Onze ans après avoir légalisé l'euthanasie pour les adultes, la Belgique s'apprête à l'étendre aux mineurs atteints d'une maladie incurable, une question éthique très sensible débattue depuis des mois dans un climat serein.

La voie est désormais ouverte pour l'adoption par les parlementaires de la loi étendant le champ légal de l'euthanasie, après le vote favorable mercredi de la commission de Justice et des Affaires sociales du Sénat.

Le texte a été approuvé par une majorité des partis de la majorité et de l'opposition, à l'exception des centristes démocrates-chrétiens et de l'extrême droite.

La Belgique suit ainsi l'exemple des Pays-Bas, le pays européen le plus en pointe, où l'euthanasie des mineurs est autorisée pour les enfants de plus de 12 ans dans des circonstances spécifiques.

Il s'agit de répondre au «drame» vécu par les enfants présentant «des souffrances qu'on ne peut soulager», a expliqué le sénateur socialiste Philippe Mahoux, son initiateur. «C'est la non-réponse qui, selon de nombreux pédiatres, n'est pas tolérable».

Si elle était votée, la loi aurait une portée limitée puisqu'elle ne devrait concerner qu'une dizaine de cas de mineurs par an dans le royaume.

Cette estimation découle de témoignages de médecins et d'infirmières, qui affirment que des substances létales sont déjà administrées, en toute illégalité, à des mineurs dont la souffrance est insupportable.

Dans une lettre ouverte récemment publiée, seize pédiatres appellent à faire confiance aux enfants. «L'expérience nous apprend qu'en cas de maladie grave et de décès imminent, les mineurs développent très rapidement une très grande maturité, à tel point qu'ils sont parfois plus à même de réfléchir et de s'exprimer sur la vie que des personnes majeures en bonne santé», selon eux.

«Risque de banalisation»

Pour qu'il puisse demander à mourir, le mineur doit être «capable de discernement, atteint d'une maladie incurable et d'une souffrance physique inapaisable», précise le texte. L'accord des parents est en outre indispensable.
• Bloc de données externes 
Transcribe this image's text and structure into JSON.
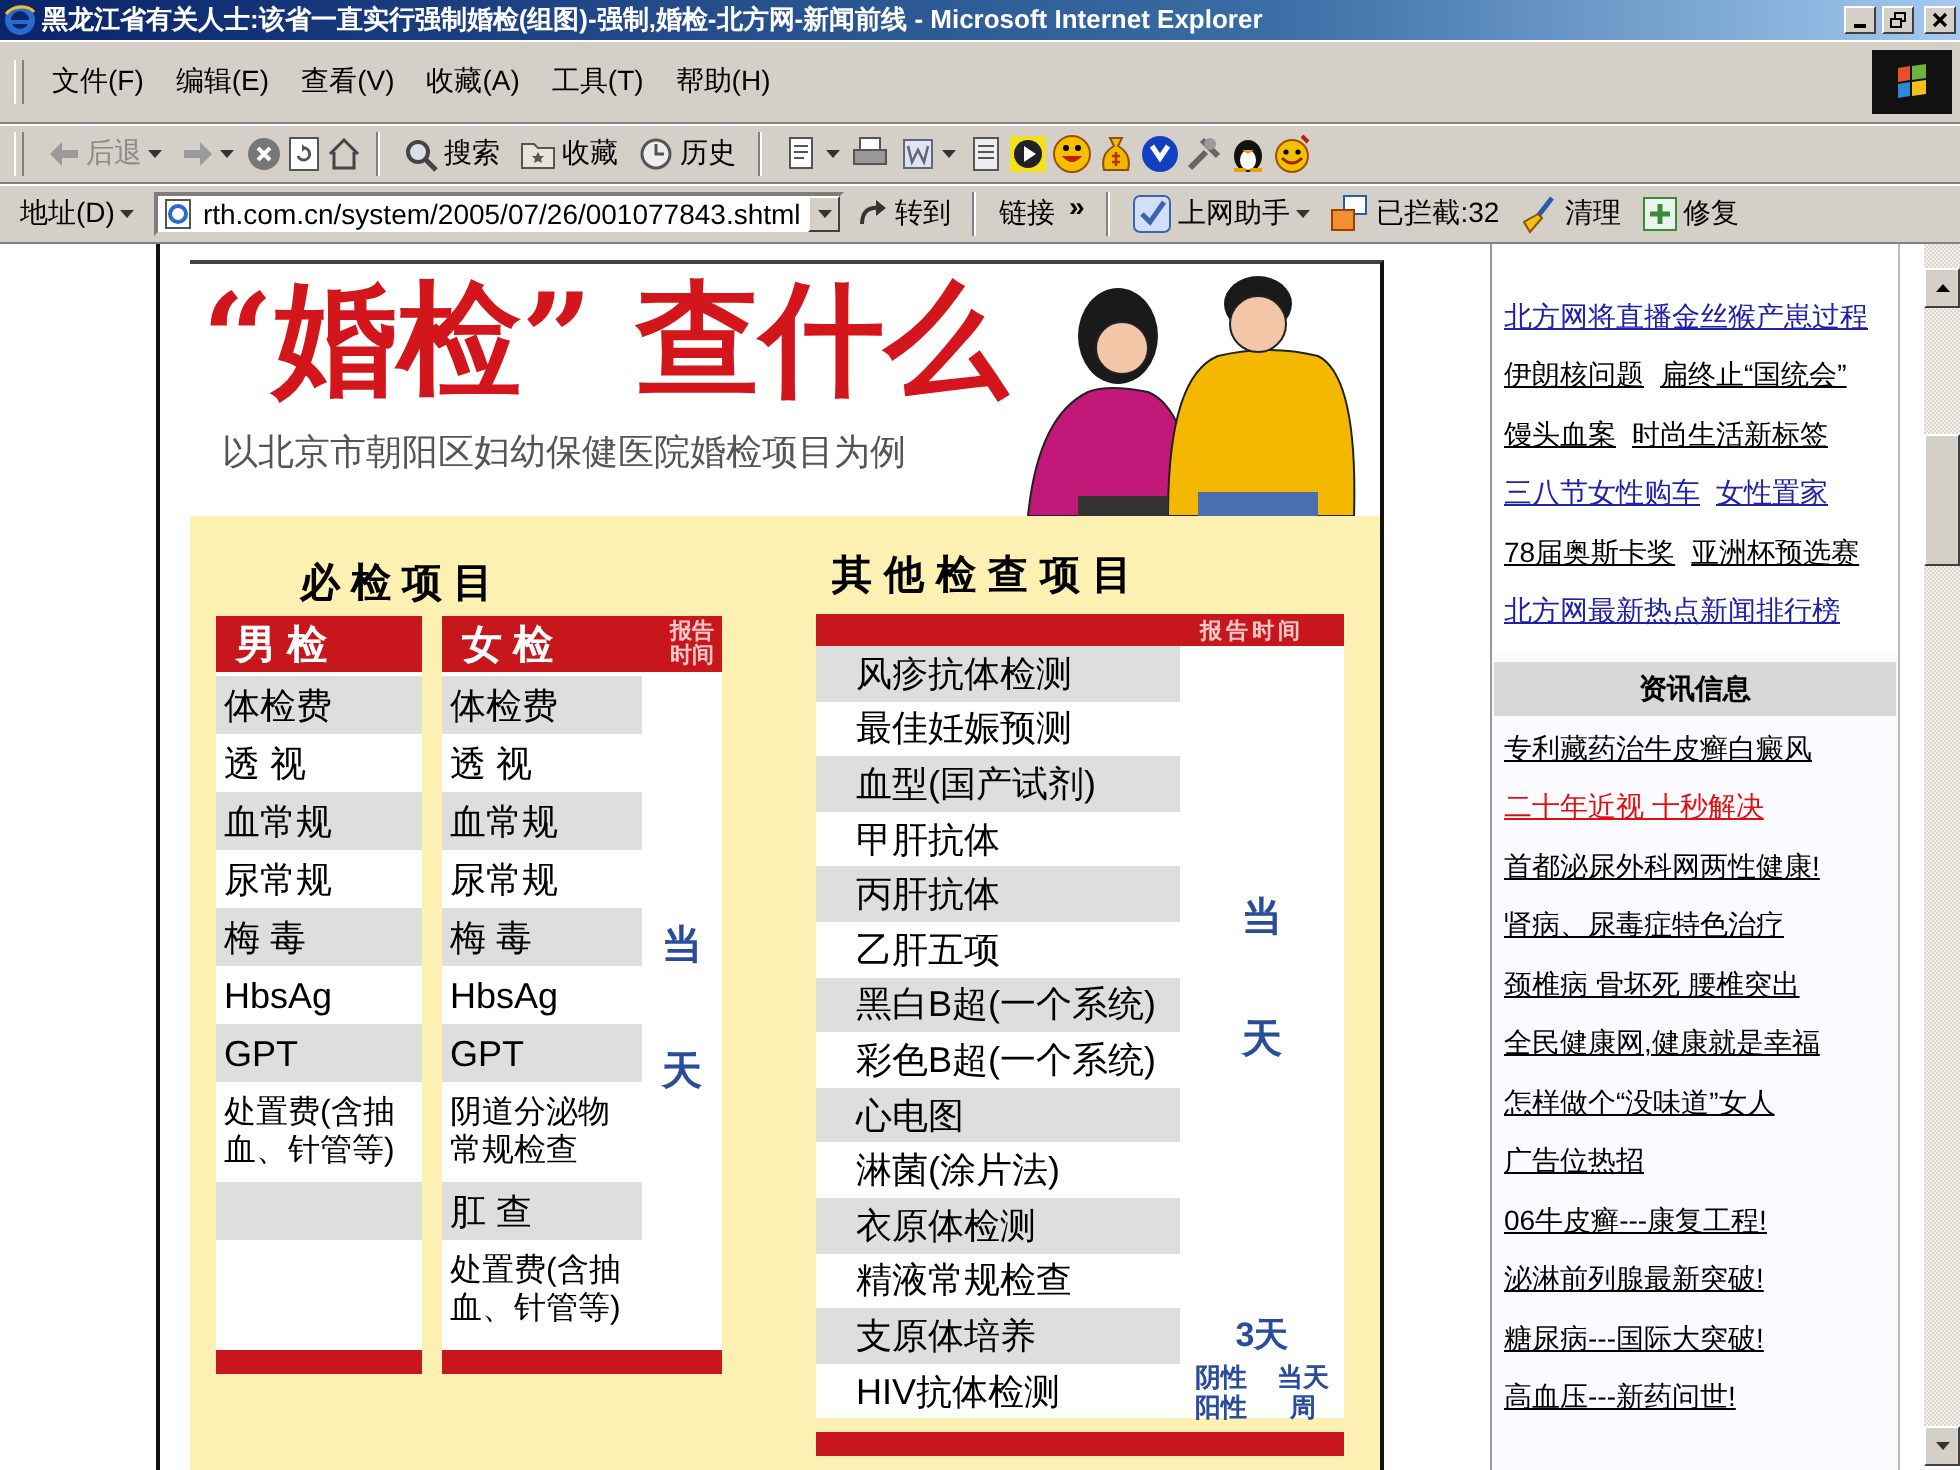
{
  "window": {
    "title": "黑龙江省有关人士:该省一直实行强制婚检(组图)-强制,婚检-北方网-新闻前线 - Microsoft Internet Explorer"
  },
  "menu": [
    {
      "label": "文件(F)"
    },
    {
      "label": "编辑(E)"
    },
    {
      "label": "查看(V)"
    },
    {
      "label": "收藏(A)"
    },
    {
      "label": "工具(T)"
    },
    {
      "label": "帮助(H)"
    }
  ],
  "toolbar": {
    "back": {
      "label": "后退",
      "disabled": true
    },
    "forward": {
      "disabled": true
    },
    "search": "搜索",
    "favorites": "收藏",
    "history": "历史"
  },
  "address_bar": {
    "label": "地址(D)",
    "url": "rth.com.cn/system/2005/07/26/001077843.shtml",
    "go": "转到",
    "links": "链接",
    "more": "»"
  },
  "helper_bar": {
    "assistant": "上网助手",
    "blocked": "已拦截:32",
    "clean": "清理",
    "repair": "修复"
  },
  "article_image": {
    "title": "“婚检” 查什么",
    "subtitle": "以北京市朝阳区妇幼保健医院婚检项目为例",
    "required": {
      "heading": "必 检 项 目",
      "male_header": "男 检",
      "female_header": "女 检",
      "time_header": "报告时间",
      "male_items": [
        "体检费",
        "透 视",
        "血常规",
        "尿常规",
        "梅 毒",
        "HbsAg",
        "GPT",
        "处置费(含抽血、针管等)"
      ],
      "female_items": [
        "体检费",
        "透 视",
        "血常规",
        "尿常规",
        "梅 毒",
        "HbsAg",
        "GPT",
        "阴道分泌物常规检查",
        "肛 查",
        "处置费(含抽血、针管等)"
      ],
      "time_marks": [
        "当",
        "天"
      ]
    },
    "other": {
      "heading": "其他检查项目",
      "time_header": "报告时间",
      "time_marks": [
        "当",
        "天"
      ],
      "items": [
        {
          "name": "风疹抗体检测"
        },
        {
          "name": "最佳妊娠预测"
        },
        {
          "name": "血型(国产试剂)"
        },
        {
          "name": "甲肝抗体"
        },
        {
          "name": "丙肝抗体"
        },
        {
          "name": "乙肝五项"
        },
        {
          "name": "黑白B超(一个系统)"
        },
        {
          "name": "彩色B超(一个系统)"
        },
        {
          "name": "心电图"
        },
        {
          "name": "淋菌(涂片法)"
        },
        {
          "name": "衣原体检测"
        },
        {
          "name": "精液常规检查"
        },
        {
          "name": "支原体培养",
          "time": "3天"
        },
        {
          "name": "HIV抗体检测",
          "results": [
            "阴性",
            "阳性"
          ],
          "times": [
            "当天",
            "周"
          ]
        }
      ]
    }
  },
  "sidebar": {
    "rows": [
      {
        "links": [
          {
            "text": "北方网将直播金丝猴产崽过程",
            "color": "#2020a8"
          }
        ]
      },
      {
        "links": [
          {
            "text": "伊朗核问题",
            "color": "#000000"
          },
          {
            "text": "扁终止“国统会”",
            "color": "#000000"
          }
        ]
      },
      {
        "links": [
          {
            "text": "馒头血案",
            "color": "#000000"
          },
          {
            "text": "时尚生活新标签",
            "color": "#000000"
          }
        ]
      },
      {
        "links": [
          {
            "text": "三八节女性购车",
            "color": "#2020a8"
          },
          {
            "text": "女性置家",
            "color": "#2020a8"
          }
        ]
      },
      {
        "links": [
          {
            "text": "78届奥斯卡奖",
            "color": "#000000"
          },
          {
            "text": "亚洲杯预选赛",
            "color": "#000000"
          }
        ]
      },
      {
        "links": [
          {
            "text": "北方网最新热点新闻排行榜",
            "color": "#2020a8"
          }
        ]
      }
    ],
    "section_title": "资讯信息",
    "info_links": [
      {
        "text": "专利藏药治牛皮癣白癜风",
        "color": "#000000"
      },
      {
        "text": "二十年近视 十秒解决",
        "color": "#e01010"
      },
      {
        "text": "首都泌尿外科网两性健康!",
        "color": "#000000"
      },
      {
        "text": "肾病、尿毒症特色治疗",
        "color": "#000000"
      },
      {
        "text": "颈椎病 骨坏死 腰椎突出",
        "color": "#000000"
      },
      {
        "text": "全民健康网,健康就是幸福",
        "color": "#000000"
      },
      {
        "text": "怎样做个“没味道”女人",
        "color": "#000000"
      },
      {
        "text": "广告位热招",
        "color": "#000000"
      },
      {
        "text": "06牛皮癣---康复工程!",
        "color": "#000000"
      },
      {
        "text": "泌淋前列腺最新突破!",
        "color": "#000000"
      },
      {
        "text": "糖尿病---国际大突破!",
        "color": "#000000"
      },
      {
        "text": "高血压---新药问世!",
        "color": "#000000"
      }
    ]
  }
}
Mais, pour certains opposants, ces conditions ne peuvent contribuer à apaiser la fin de sa vie. «Faut-il venir lui imposer cela au moment où il est sur le point de mourir? C'est un poids psychologique, humain et familial considérable alors qu'il devrait bénéficier de sérénité», s'interroge le sénateur CDH Francis Delpérée.

«Proposer que des mineurs puissent décider de leur propre euthanasie est une manière de fausser leur faculté de jugement et dès lors leur liberté», renchérissent les responsables des principales religions (catholique, protestante, orthodoxe, musulmane et juive) dans un appel commun.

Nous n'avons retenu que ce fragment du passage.